The Hamiltonian is where this "new quality" comes about. For example, an electron and a proton in free space have Hamiltonians that are different than the Hamiltonian for a hydrogen atom.

[chemist777]

Quote:

Originally Posted by Iaskwhy

Who says it can't make a lower energy level?

Principle of quantum superposition. And that's enough.


The idea is very simple. In the MO method from the AO, receive MO by certain operations. But the principle of quantum superposition (by its definition) clearly indicates that we will receive only AO from AO, and nothing else will happen. That's all. If we go to a comparison, whatever manipulations we make with the "meters" we do not get "kilograms", since they are different "qualities" (length and mass, as well as AO and MO). This is indicated by the quantum superposition principle.

[Iaskwhy]

Quote:

Originally Posted by chemist777

Principle of quantum superposition. And that's enough.

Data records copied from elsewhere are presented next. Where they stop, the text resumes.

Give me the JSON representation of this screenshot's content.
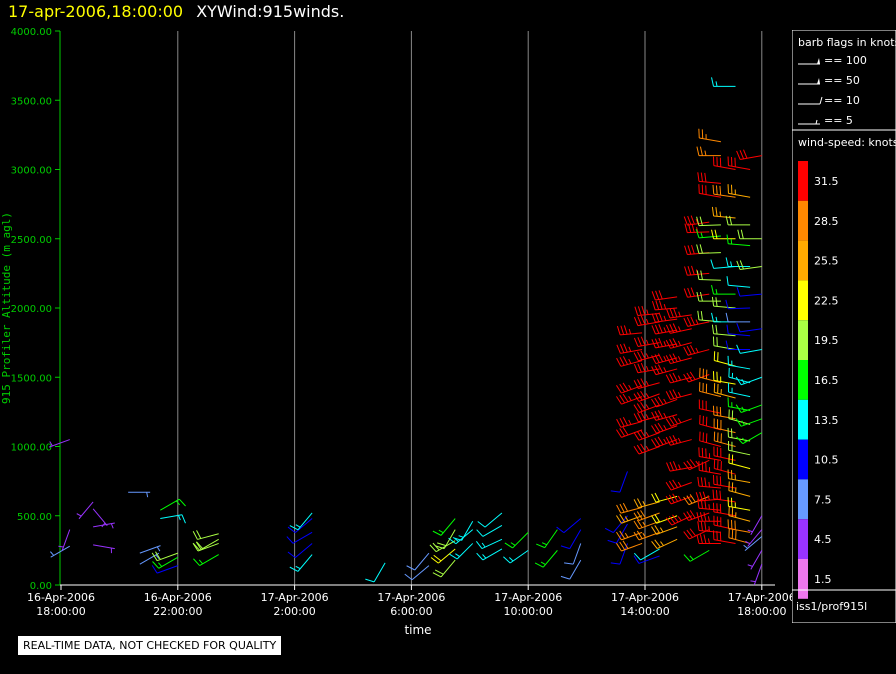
{
  "header": {
    "date": "17-apr-2006,18:00:00",
    "name": "XYWind:915winds."
  },
  "notice": "REAL-TIME DATA, NOT CHECKED FOR QUALITY",
  "legend": {
    "barb_title": "barb flags in knots",
    "barb_items": [
      "== 100",
      "== 50",
      "== 10",
      "== 5"
    ],
    "speed_title": "wind-speed: knots",
    "footer": "iss1/prof915l"
  },
  "colors": {
    "axis": "#00cc00",
    "grid": "#888888",
    "scale": [
      "#ff0000",
      "#ff8800",
      "#ffaa00",
      "#ffff00",
      "#aaff44",
      "#00ff00",
      "#00ffff",
      "#0000ff",
      "#6699ff",
      "#9933ff",
      "#ee77ee"
    ]
  },
  "chart_data": {
    "type": "scatter",
    "title": "XYWind:915winds.",
    "xlabel": "time",
    "ylabel": "915 Profiler Altitude (m agl)",
    "ylim": [
      0,
      4000
    ],
    "yticks": [
      "0.00",
      "500.00",
      "1000.00",
      "1500.00",
      "2000.00",
      "2500.00",
      "3000.00",
      "3500.00",
      "4000.00"
    ],
    "xticks": [
      {
        "d": "16-Apr-2006",
        "t": "18:00:00"
      },
      {
        "d": "16-Apr-2006",
        "t": "22:00:00"
      },
      {
        "d": "17-Apr-2006",
        "t": "2:00:00"
      },
      {
        "d": "17-Apr-2006",
        "t": "6:00:00"
      },
      {
        "d": "17-Apr-2006",
        "t": "10:00:00"
      },
      {
        "d": "17-Apr-2006",
        "t": "14:00:00"
      },
      {
        "d": "17-Apr-2006",
        "t": "18:00:00"
      }
    ],
    "xlim_hours": [
      0,
      24.2
    ],
    "speed_scale": [
      "31.5",
      "28.5",
      "25.5",
      "22.5",
      "19.5",
      "16.5",
      "13.5",
      "10.5",
      "7.5",
      "4.5",
      "1.5"
    ],
    "grid": "vertical",
    "series": [
      {
        "h": 0.3,
        "barbs": [
          [
            280,
            240,
            6
          ],
          [
            400,
            200,
            4
          ],
          [
            1050,
            250,
            5
          ]
        ]
      },
      {
        "h": 1.1,
        "barbs": [
          [
            290,
            100,
            5
          ],
          [
            420,
            80,
            4
          ],
          [
            550,
            140,
            5
          ],
          [
            600,
            220,
            5
          ]
        ]
      },
      {
        "h": 2.3,
        "barbs": [
          [
            670,
            90,
            6
          ]
        ]
      },
      {
        "h": 2.7,
        "barbs": [
          [
            150,
            60,
            7
          ],
          [
            230,
            70,
            7
          ]
        ]
      },
      {
        "h": 3.4,
        "barbs": [
          [
            480,
            80,
            14
          ],
          [
            540,
            60,
            16
          ]
        ]
      },
      {
        "h": 4.0,
        "barbs": [
          [
            140,
            250,
            10
          ],
          [
            200,
            240,
            16
          ],
          [
            230,
            250,
            19
          ]
        ]
      },
      {
        "h": 5.4,
        "barbs": [
          [
            220,
            240,
            17
          ],
          [
            300,
            250,
            18
          ],
          [
            330,
            240,
            18
          ],
          [
            370,
            255,
            18
          ]
        ]
      },
      {
        "h": 8.6,
        "barbs": [
          [
            220,
            220,
            13
          ],
          [
            300,
            230,
            11
          ],
          [
            380,
            240,
            10
          ],
          [
            480,
            230,
            11
          ],
          [
            520,
            220,
            13
          ]
        ]
      },
      {
        "h": 11.1,
        "barbs": [
          [
            160,
            210,
            12
          ]
        ]
      },
      {
        "h": 12.6,
        "barbs": [
          [
            140,
            230,
            8
          ],
          [
            230,
            220,
            8
          ]
        ]
      },
      {
        "h": 13.5,
        "barbs": [
          [
            180,
            220,
            20
          ],
          [
            260,
            230,
            22
          ],
          [
            320,
            240,
            20
          ],
          [
            400,
            210,
            18
          ],
          [
            480,
            220,
            16
          ]
        ]
      },
      {
        "h": 14.1,
        "barbs": [
          [
            300,
            225,
            14
          ],
          [
            400,
            230,
            14
          ],
          [
            460,
            210,
            14
          ]
        ]
      },
      {
        "h": 15.1,
        "barbs": [
          [
            260,
            240,
            14
          ],
          [
            330,
            245,
            13
          ],
          [
            430,
            240,
            12
          ],
          [
            520,
            230,
            12
          ]
        ]
      },
      {
        "h": 16.0,
        "barbs": [
          [
            250,
            235,
            14
          ],
          [
            380,
            225,
            15
          ]
        ]
      },
      {
        "h": 17.0,
        "barbs": [
          [
            250,
            220,
            16
          ],
          [
            400,
            215,
            15
          ]
        ]
      },
      {
        "h": 17.8,
        "barbs": [
          [
            180,
            210,
            8
          ],
          [
            300,
            200,
            8
          ],
          [
            400,
            210,
            9
          ],
          [
            480,
            230,
            10
          ]
        ]
      },
      {
        "h": 19.4,
        "barbs": [
          [
            300,
            200,
            11
          ],
          [
            440,
            210,
            10
          ],
          [
            500,
            220,
            11
          ],
          [
            820,
            200,
            10
          ]
        ]
      },
      {
        "h": 19.9,
        "barbs": [
          [
            380,
            250,
            27
          ],
          [
            300,
            250,
            28
          ],
          [
            500,
            250,
            26
          ],
          [
            560,
            255,
            29
          ],
          [
            1120,
            250,
            32
          ],
          [
            1180,
            255,
            33
          ],
          [
            1360,
            250,
            33
          ],
          [
            1440,
            250,
            34
          ],
          [
            1620,
            255,
            34
          ],
          [
            1700,
            260,
            33
          ],
          [
            1820,
            265,
            34
          ]
        ]
      },
      {
        "h": 20.5,
        "barbs": [
          [
            210,
            250,
            10
          ],
          [
            260,
            240,
            12
          ],
          [
            380,
            250,
            27
          ],
          [
            460,
            250,
            27
          ],
          [
            520,
            250,
            28
          ],
          [
            600,
            255,
            24
          ],
          [
            1000,
            250,
            33
          ],
          [
            1100,
            250,
            34
          ],
          [
            1220,
            255,
            33
          ],
          [
            1300,
            250,
            34
          ],
          [
            1380,
            250,
            34
          ],
          [
            1460,
            255,
            33
          ],
          [
            1560,
            260,
            34
          ],
          [
            1660,
            255,
            33
          ],
          [
            1750,
            260,
            34
          ],
          [
            1900,
            260,
            34
          ],
          [
            1960,
            265,
            33
          ]
        ]
      },
      {
        "h": 21.1,
        "barbs": [
          [
            330,
            245,
            24
          ],
          [
            420,
            250,
            24
          ],
          [
            500,
            250,
            22
          ],
          [
            640,
            255,
            22
          ],
          [
            1050,
            250,
            34
          ],
          [
            1150,
            250,
            33
          ],
          [
            1230,
            255,
            33
          ],
          [
            1340,
            250,
            34
          ],
          [
            1560,
            255,
            33
          ],
          [
            1640,
            255,
            34
          ],
          [
            1740,
            260,
            33
          ],
          [
            1840,
            260,
            33
          ],
          [
            1920,
            262,
            34
          ],
          [
            2000,
            265,
            33
          ],
          [
            2080,
            262,
            32
          ]
        ]
      },
      {
        "h": 21.6,
        "barbs": [
          [
            500,
            245,
            33
          ],
          [
            640,
            250,
            33
          ],
          [
            740,
            250,
            33
          ],
          [
            850,
            260,
            33
          ],
          [
            1050,
            255,
            34
          ],
          [
            1200,
            250,
            33
          ],
          [
            1380,
            255,
            34
          ],
          [
            1500,
            255,
            33
          ],
          [
            1640,
            255,
            33
          ],
          [
            1750,
            255,
            34
          ],
          [
            1850,
            258,
            34
          ],
          [
            1950,
            262,
            33
          ]
        ]
      },
      {
        "h": 22.2,
        "barbs": [
          [
            250,
            240,
            16
          ],
          [
            400,
            245,
            32
          ],
          [
            520,
            250,
            32
          ],
          [
            640,
            248,
            28
          ],
          [
            900,
            245,
            33
          ],
          [
            1520,
            250,
            32
          ],
          [
            1700,
            255,
            33
          ],
          [
            1900,
            258,
            33
          ],
          [
            2100,
            262,
            32
          ],
          [
            2250,
            265,
            33
          ],
          [
            2400,
            265,
            32
          ],
          [
            2550,
            268,
            33
          ],
          [
            2620,
            262,
            33
          ]
        ]
      },
      {
        "h": 22.6,
        "barbs": [
          [
            300,
            270,
            34
          ],
          [
            380,
            275,
            35
          ],
          [
            460,
            270,
            35
          ],
          [
            540,
            275,
            34
          ],
          [
            620,
            265,
            34
          ],
          [
            700,
            275,
            34
          ],
          [
            800,
            280,
            33
          ],
          [
            900,
            280,
            33
          ],
          [
            1000,
            285,
            30
          ],
          [
            1120,
            285,
            30
          ],
          [
            1240,
            282,
            30
          ],
          [
            1360,
            284,
            29
          ],
          [
            1460,
            285,
            28
          ],
          [
            1900,
            275,
            20
          ],
          [
            2050,
            270,
            20
          ],
          [
            2200,
            272,
            20
          ],
          [
            2400,
            268,
            18
          ],
          [
            2520,
            265,
            15
          ],
          [
            2600,
            268,
            19
          ],
          [
            2800,
            280,
            30
          ],
          [
            2900,
            275,
            30
          ],
          [
            3100,
            270,
            27
          ],
          [
            3200,
            280,
            27
          ]
        ]
      },
      {
        "h": 23.1,
        "barbs": [
          [
            300,
            280,
            31
          ],
          [
            400,
            282,
            31
          ],
          [
            500,
            280,
            32
          ],
          [
            600,
            278,
            32
          ],
          [
            700,
            280,
            30
          ],
          [
            800,
            285,
            31
          ],
          [
            900,
            282,
            30
          ],
          [
            1000,
            285,
            28
          ],
          [
            1100,
            283,
            28
          ],
          [
            1200,
            280,
            28
          ],
          [
            1350,
            285,
            26
          ],
          [
            1450,
            280,
            23
          ],
          [
            1580,
            285,
            21
          ],
          [
            1700,
            280,
            19
          ],
          [
            1800,
            275,
            19
          ],
          [
            1900,
            270,
            14
          ],
          [
            2000,
            275,
            18
          ],
          [
            2100,
            270,
            15
          ],
          [
            2300,
            265,
            12
          ],
          [
            2500,
            270,
            22
          ],
          [
            2650,
            275,
            25
          ],
          [
            2800,
            278,
            28
          ],
          [
            3000,
            280,
            30
          ],
          [
            3600,
            270,
            13
          ]
        ]
      },
      {
        "h": 23.6,
        "barbs": [
          [
            300,
            285,
            29
          ],
          [
            380,
            280,
            28
          ],
          [
            460,
            285,
            26
          ],
          [
            540,
            280,
            23
          ],
          [
            640,
            285,
            24
          ],
          [
            740,
            280,
            24
          ],
          [
            840,
            285,
            22
          ],
          [
            940,
            282,
            20
          ],
          [
            1040,
            280,
            19
          ],
          [
            1160,
            285,
            18
          ],
          [
            1260,
            280,
            16
          ],
          [
            1360,
            282,
            14
          ],
          [
            1460,
            285,
            14
          ],
          [
            1560,
            280,
            13
          ],
          [
            1700,
            270,
            10
          ],
          [
            1800,
            275,
            10
          ],
          [
            1900,
            270,
            8
          ],
          [
            2000,
            268,
            10
          ],
          [
            2150,
            275,
            12
          ],
          [
            2300,
            270,
            14
          ],
          [
            2450,
            275,
            16
          ],
          [
            2600,
            270,
            20
          ],
          [
            2800,
            280,
            25
          ],
          [
            3000,
            280,
            32
          ]
        ]
      },
      {
        "h": 24.0,
        "barbs": [
          [
            150,
            200,
            5
          ],
          [
            250,
            210,
            4
          ],
          [
            350,
            230,
            6
          ],
          [
            400,
            220,
            4
          ],
          [
            500,
            210,
            5
          ],
          [
            1100,
            240,
            15
          ],
          [
            1200,
            250,
            17
          ],
          [
            1300,
            250,
            15
          ],
          [
            1500,
            250,
            14
          ],
          [
            1700,
            260,
            12
          ],
          [
            1850,
            262,
            10
          ],
          [
            2100,
            265,
            11
          ],
          [
            2300,
            262,
            18
          ],
          [
            2500,
            270,
            20
          ],
          [
            3100,
            260,
            30
          ]
        ]
      }
    ]
  }
}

The idea is very simple. In the MO method from the AO, receive MO by certain operations. But the principle of quantum superposition (by its definition) clearly indicates that we will receive only AO from AO, and nothing else will happen. That's all. If we go to a comparison, whatever manipulations we make with the "meters" we do not get "kilograms", since they are different "qualities" (length and mass, as well as AO and MO). This is indicated by the quantum superposition principle.

The principle of quantum superposition doesn't automatically give you the energies. You need the Hamiltonian as well. When you go from AO to MO, the Hamiltonian changes.